The company said that it has added 450 new customers to its roster over the past year, with its international revenue and footprint showing particular strength. It has also received a number of accolades, including recognition by the World Economic Forum as one of 2020’s “technology pioneers,” while Forrester recently included SecurityScorecard as one of the “seven most significant” cybersecurity risk rating platforms. Other players included were BitSight, UpGuard, RiskRecon, Panorays, Prevalent, and Black Kite (formerly Normshield), which secured $7.5 million in funding late last year.

This suggests there is a degree of saturation in the space, however SecurityScorecard said that it’s setting out to differentiate in several ways.

Ecosystem

Kassoumeh pointed to the company’s data, which he said it continuously updates and gathers “27 billion points per week, and run one of the largest malware sinkholes networks in the world” spanning more than 500 million infected machines. “This enables us to continuously gather, attribute, and rate 2 million companies in the world, and provide real-time intelligence that does not require any manual inputs or curation,” Kassoumeh explained. “This data enables us to give a ‘fast score’ within minutes, as opposed to days and weeks.”

But perhaps the biggest selling point for SecurityScorecard is its focus on the broader ecosystem through a dedicated marketplace that brings a bunch of pre-built integrations spanning categories such as risk management and compliance; government; vendor risk management (VRM); security information and event management (SIEM); and more. This means that customers of Splunk, for example, can access SecurityScorecard’s security ratings, risk category data, and issue-related data directly inside Splunk, helping them monitor their own internal and external cybersecurity risks.

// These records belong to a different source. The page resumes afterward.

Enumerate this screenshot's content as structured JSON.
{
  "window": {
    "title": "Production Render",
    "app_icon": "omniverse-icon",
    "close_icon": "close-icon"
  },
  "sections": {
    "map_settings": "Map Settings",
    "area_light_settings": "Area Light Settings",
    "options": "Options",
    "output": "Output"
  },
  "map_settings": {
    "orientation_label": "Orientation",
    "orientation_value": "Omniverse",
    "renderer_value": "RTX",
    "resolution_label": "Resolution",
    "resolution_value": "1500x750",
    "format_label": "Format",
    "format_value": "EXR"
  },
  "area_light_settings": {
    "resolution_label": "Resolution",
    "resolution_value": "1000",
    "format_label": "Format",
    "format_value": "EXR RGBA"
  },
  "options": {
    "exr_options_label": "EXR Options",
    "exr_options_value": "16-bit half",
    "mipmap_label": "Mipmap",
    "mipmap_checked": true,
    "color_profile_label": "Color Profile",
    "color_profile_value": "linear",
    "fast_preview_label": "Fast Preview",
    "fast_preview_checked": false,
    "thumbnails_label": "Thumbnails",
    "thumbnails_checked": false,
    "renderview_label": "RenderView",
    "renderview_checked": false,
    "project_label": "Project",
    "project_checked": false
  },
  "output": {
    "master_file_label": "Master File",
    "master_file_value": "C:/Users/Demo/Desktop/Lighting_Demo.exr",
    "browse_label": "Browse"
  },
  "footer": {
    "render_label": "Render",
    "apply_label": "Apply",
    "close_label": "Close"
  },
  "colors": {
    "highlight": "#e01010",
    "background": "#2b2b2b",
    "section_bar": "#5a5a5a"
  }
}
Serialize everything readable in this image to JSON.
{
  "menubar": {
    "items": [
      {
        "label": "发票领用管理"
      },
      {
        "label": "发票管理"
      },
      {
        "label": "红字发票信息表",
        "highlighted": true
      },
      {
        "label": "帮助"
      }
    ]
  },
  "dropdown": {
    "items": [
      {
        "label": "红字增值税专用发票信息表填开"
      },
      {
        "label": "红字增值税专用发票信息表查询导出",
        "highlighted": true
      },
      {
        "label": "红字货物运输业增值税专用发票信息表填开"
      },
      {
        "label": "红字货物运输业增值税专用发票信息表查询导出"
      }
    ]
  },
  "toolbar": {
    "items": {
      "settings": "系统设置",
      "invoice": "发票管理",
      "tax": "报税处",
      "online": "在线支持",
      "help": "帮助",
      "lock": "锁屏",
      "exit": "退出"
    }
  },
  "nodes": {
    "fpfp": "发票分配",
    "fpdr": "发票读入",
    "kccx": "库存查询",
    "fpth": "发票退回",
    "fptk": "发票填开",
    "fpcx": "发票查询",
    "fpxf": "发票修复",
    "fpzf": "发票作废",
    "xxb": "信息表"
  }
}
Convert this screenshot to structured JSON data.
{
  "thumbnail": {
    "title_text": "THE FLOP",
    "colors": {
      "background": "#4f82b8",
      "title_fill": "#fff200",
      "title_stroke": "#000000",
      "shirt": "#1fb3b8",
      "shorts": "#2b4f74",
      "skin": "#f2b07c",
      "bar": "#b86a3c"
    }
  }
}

“Through this ecosystem, SecurityScorecard empowers customers to gain operational scale through automated workflows, continuous risk intelligence gathering by incorporating our cybersecurity data to other solutions they use, and reduce time to risk mitigation,” Kassoumeh said.

Prior to now, SecurityScorecard had raised around $112 million, and with its latest $180 million cash injection the company has attracted many of its previous investors including Alphabet’s GV and Intel Capital, alongside new backers such as Silver Lake Waterman and T. Rowe Price Associates.